En 2019, le dispositif d'allègements et d'exonérations de charges patronales de sécurité sociale spécifiques aux outre-mer a été modifié afin de répondre entièrement aux dispositions de l'article 86 de la loi de finances pour 2018, qui a acté la suppression du crédit d'impôt pour la compétitivité et l'emploi (CICE) au 1er janvier 2019.

Cette réforme avait entraîné, en 2019, une augmentation de plus de 42 % des crédits affectés à la compensation de ces exonérations de charges. Ces derniers connaissent, en 2021, une hausse 6,4 % par rapport à ceux prévus en 2020.

Nous tenons à rester vigilants quant à la fiabilité de ces prévisions. En effet, la baisse de l'activité résultant de l'épidémie ainsi que le recours important au chômage partiel sont susceptibles d'entraîner une sous-exécution importante. Dans un pareil cas, il nous paraît important que les crédits restants soient affectés à d'autres dépenses de la mission.

Sur le fond, je tiens à dire que les nouveaux paramètres du régime issu de la LFSS pour 2019 n'ont pas pleinement compensé les effets de la suppression du CICE à 9 %. Au total, la perte nette pour les territoires ultramarins pourrait être de l'ordre de 60 à 100 millions d'euros pour l'année 2019. Il a ainsi entraîné une augmentation du coût du travail en Guyane, alors même que ce territoire subit une forte concurrence extérieure et reste particulièrement vulnérable à l'économie informelle.

Les conséquences économiques de l'épidémie devraient être de nature à entraîner une réflexion sur un éventuel élargissement du barème de compétitivité renforcée à de nouveaux secteurs, afin d'apporter un soutien suffisant aux territoires ultramarins.

De même, le projet de loi de finances pour 2021 ne comprend aucune évolution en matière fiscale concernant les outre-mer, alors que ce levier aurait été pertinent pour mobiliser l'épargne face à la crise.

S'agissant de l'accompagnement des collectivités territoriales, je tiens à relever l'adoption par l'Assemblée nationale d'un amendement augmentant les crédits de la mission de 30 millions d'euros en AE et de 10 millions d'euros en CP, afin de financer l'expérimentation d'un contrat d'accompagnement pour les communes des départements et régions d'outre-mer en difficulté, qui manifestent des efforts de redressement. Ce type de contrat, que j'avais proposé dans un rapport remis au Gouvernement avec Jean-René Cazeneuve, est susceptible de fournir un accompagnement financier de l'État aux collectivités rencontrant le plus de difficultés, dans une logique de coresponsabilité, et son expérimentation me semble particulièrement bienvenue.
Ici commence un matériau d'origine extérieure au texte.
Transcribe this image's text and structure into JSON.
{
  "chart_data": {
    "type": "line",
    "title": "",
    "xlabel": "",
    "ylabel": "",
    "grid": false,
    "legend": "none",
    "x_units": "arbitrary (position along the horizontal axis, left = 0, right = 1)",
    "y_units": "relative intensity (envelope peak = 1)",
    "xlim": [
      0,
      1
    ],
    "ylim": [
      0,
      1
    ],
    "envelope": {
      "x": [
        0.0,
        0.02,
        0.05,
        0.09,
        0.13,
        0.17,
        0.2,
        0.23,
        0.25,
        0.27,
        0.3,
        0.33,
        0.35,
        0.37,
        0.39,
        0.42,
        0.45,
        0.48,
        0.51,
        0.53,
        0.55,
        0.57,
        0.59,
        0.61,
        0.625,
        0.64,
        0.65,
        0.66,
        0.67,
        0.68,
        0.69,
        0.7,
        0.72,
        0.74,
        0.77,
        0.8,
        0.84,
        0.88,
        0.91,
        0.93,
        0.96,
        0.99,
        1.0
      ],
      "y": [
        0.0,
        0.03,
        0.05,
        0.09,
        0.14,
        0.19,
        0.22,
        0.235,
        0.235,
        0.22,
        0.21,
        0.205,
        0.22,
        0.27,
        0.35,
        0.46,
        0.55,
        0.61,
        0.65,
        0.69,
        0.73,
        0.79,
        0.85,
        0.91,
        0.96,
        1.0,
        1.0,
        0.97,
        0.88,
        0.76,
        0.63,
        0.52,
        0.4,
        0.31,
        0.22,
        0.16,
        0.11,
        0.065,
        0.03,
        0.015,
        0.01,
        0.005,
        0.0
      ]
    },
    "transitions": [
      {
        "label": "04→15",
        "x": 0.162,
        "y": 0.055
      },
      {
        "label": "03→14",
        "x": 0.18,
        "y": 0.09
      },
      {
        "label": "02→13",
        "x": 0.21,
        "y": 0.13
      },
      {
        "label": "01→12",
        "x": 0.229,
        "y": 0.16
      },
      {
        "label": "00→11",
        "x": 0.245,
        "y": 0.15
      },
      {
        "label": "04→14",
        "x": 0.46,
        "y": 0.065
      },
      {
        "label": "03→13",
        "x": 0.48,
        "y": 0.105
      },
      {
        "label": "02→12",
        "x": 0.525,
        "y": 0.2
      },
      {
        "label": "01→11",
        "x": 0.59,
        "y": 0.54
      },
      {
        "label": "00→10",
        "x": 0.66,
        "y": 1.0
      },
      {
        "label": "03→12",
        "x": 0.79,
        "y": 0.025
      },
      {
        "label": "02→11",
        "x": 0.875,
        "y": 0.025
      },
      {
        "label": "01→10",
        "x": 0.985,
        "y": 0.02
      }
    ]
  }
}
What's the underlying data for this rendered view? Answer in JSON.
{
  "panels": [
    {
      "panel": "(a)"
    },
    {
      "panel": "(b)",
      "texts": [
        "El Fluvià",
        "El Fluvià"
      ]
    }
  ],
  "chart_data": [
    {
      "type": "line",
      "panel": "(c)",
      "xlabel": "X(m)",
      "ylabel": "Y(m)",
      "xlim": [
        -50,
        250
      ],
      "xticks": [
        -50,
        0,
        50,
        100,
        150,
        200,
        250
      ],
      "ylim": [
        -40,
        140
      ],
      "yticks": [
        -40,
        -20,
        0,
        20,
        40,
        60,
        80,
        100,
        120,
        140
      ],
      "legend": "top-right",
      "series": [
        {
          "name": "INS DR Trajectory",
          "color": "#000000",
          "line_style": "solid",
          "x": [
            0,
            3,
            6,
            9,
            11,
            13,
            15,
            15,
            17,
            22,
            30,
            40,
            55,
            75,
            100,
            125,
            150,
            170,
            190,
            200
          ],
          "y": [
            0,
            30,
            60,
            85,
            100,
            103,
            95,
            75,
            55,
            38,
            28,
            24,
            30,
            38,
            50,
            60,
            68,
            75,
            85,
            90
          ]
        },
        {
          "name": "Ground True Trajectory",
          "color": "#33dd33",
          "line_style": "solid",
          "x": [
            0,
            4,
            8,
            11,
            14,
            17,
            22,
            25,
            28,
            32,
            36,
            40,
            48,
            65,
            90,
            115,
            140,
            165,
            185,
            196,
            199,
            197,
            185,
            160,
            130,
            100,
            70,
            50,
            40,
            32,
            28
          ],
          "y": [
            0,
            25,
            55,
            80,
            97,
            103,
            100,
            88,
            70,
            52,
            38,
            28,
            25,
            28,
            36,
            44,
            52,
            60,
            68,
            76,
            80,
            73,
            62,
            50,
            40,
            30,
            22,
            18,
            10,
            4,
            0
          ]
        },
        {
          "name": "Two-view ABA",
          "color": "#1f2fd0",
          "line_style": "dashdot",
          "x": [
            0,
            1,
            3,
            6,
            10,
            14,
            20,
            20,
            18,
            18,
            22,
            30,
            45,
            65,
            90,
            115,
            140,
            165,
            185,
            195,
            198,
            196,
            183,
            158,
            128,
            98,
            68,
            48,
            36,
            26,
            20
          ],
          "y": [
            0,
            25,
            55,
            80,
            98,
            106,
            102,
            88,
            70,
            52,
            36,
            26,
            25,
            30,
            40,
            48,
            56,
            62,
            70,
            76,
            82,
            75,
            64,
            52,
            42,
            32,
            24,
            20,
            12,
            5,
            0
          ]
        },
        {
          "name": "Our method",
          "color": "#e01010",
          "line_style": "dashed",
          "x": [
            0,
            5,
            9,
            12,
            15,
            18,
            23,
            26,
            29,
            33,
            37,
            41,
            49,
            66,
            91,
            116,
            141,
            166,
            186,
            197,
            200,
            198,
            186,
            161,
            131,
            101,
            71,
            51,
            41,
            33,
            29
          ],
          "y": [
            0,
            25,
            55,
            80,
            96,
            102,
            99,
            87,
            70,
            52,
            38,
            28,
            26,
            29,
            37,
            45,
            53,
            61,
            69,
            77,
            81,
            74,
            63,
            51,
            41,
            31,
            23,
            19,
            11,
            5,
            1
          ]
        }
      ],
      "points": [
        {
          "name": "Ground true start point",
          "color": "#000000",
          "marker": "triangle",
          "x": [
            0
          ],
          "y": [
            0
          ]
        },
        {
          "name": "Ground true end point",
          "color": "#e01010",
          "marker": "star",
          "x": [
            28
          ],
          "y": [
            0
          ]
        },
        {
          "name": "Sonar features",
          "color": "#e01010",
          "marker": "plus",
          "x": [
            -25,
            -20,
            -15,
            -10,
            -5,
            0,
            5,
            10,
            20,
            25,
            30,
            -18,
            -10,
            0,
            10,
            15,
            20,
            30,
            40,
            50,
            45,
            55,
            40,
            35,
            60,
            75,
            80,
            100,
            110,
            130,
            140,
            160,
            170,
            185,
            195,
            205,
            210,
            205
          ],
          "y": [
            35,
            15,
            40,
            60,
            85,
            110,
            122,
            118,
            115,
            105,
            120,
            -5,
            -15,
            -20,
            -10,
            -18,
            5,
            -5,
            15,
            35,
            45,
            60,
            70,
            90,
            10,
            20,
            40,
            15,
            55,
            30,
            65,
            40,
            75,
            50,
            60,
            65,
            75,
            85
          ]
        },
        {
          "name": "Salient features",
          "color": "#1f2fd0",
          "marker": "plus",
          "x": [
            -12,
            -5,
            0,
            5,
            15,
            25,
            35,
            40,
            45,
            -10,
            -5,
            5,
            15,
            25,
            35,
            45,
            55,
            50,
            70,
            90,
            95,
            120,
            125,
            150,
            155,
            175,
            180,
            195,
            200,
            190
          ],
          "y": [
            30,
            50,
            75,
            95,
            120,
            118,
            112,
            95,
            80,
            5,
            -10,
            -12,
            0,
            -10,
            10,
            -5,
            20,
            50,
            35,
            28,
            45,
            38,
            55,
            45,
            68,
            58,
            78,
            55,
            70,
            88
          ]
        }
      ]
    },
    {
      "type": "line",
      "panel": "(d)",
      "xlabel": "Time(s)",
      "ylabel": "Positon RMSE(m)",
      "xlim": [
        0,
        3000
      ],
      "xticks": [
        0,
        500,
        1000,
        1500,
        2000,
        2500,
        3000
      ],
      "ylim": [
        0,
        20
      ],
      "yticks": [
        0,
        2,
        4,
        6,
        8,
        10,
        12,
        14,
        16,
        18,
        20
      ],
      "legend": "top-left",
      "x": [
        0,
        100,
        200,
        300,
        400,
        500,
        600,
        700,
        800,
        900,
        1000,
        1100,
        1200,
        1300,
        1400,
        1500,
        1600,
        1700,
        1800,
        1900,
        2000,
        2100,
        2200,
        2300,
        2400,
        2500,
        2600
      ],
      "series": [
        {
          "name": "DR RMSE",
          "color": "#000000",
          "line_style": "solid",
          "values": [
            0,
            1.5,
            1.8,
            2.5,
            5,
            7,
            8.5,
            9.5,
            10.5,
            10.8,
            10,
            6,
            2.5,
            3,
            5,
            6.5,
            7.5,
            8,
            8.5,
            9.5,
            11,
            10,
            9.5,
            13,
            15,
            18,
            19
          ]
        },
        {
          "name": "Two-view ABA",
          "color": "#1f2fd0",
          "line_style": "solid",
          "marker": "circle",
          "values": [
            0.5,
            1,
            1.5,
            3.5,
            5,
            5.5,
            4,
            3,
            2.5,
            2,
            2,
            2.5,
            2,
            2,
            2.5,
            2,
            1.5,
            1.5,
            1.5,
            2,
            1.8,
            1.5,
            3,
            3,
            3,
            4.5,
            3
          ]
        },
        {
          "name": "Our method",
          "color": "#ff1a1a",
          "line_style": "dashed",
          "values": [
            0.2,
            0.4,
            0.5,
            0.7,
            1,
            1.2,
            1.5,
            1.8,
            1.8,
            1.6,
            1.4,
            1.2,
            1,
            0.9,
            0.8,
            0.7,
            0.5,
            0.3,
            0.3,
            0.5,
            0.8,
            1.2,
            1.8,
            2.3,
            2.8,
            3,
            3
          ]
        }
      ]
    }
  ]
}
Comme chaque année, je rappelle que la mission ne concerne qu'une faible part de l'effort de l'État en faveur des outre-mer. Ceci est particulièrement vrai aujourd'hui, puisque les territoires ultramarins devraient bénéficier d'au moins 1,5 milliard d'euros dans le cadre du plan de relance national. Une vigilance particulière s'imposera néanmoins quant à sa déclinaison territoriale, ainsi qu'à la bonne exécution des crédits. En outre, une partie importante des dépenses dépendant d'appel à projets, aucune garantie ne peut être apportée à ce stade quant au montant total dont les outre-mer bénéficieront réellement. Nous interrogerons monsieur le ministre en séance publique, afin d'avoir une meilleure vision du montant effectivement mis au service de chaque territoire.

Malgré ces réserves et avec une prudence toujours de mise, je vous inviterai à adopter les crédits de la mission « Outre-mer ».